NASA reported yesterday that Canadian astronomer Martin Connors of Athabasca University identified a 1000-foot-wide asteroid orbiting in a very convoluted path around the Earth’s leading LaGrange point.

Connors made the discovery using data from NASA’s Wide-field Infrared Survey Explorer (WISE) spacecraft.


(Image from the WISE spacecraft, with the newly discovered asteroid 2010 TK7 circled in green. NASA image.)

Surprisingly, the New Scientist article in which I first learned about the find pitches it inaccurately as an asteroid stalking the Earth. It is more accurate to say the asteroid is leading the Earth in its orbit around the sun.

The asteroid is roughly 1,000 feet (300 meters) in diameter. It has an unusual orbit that traces a complex motion near a stable point in the plane of Earth’s orbit, although the asteroid also moves above and below the plane.

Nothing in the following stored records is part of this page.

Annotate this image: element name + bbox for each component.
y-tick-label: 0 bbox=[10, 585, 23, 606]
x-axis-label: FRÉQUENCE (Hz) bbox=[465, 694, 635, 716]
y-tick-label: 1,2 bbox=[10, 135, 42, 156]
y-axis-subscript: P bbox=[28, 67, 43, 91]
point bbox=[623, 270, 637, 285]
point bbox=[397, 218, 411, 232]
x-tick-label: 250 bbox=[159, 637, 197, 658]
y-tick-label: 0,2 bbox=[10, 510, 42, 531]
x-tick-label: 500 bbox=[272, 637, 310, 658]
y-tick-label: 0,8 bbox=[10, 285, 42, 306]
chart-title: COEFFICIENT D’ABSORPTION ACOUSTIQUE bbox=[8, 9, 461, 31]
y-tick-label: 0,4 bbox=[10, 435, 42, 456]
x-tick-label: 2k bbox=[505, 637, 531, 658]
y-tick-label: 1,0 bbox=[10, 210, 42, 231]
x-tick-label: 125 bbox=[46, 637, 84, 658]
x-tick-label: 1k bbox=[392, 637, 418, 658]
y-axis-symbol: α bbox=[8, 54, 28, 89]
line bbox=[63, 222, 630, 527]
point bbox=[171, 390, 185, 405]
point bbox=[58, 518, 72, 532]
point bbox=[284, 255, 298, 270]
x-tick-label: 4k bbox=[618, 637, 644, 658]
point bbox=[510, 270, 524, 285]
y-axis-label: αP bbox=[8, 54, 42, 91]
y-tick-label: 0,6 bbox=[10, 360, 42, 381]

The object is about 50 million miles (80 million kilometers) from Earth. The asteroid’s orbit is well-defined and for at least the next 100 years, it will not come closer to Earth than 15 million miles (24 million kilometers).

NASA has an interesting video of the asteroid’s orbit: Earth’s First Trojan Asteroid (NASA video)

Alas, 2010 TK7’s odd orbital path probably excludes it from being explored and exploited any time soon. But there are plenty of other possibilities still waiting to be found for future explorers … and even for fictional ones like the “Asteroid Consortium” in my novel.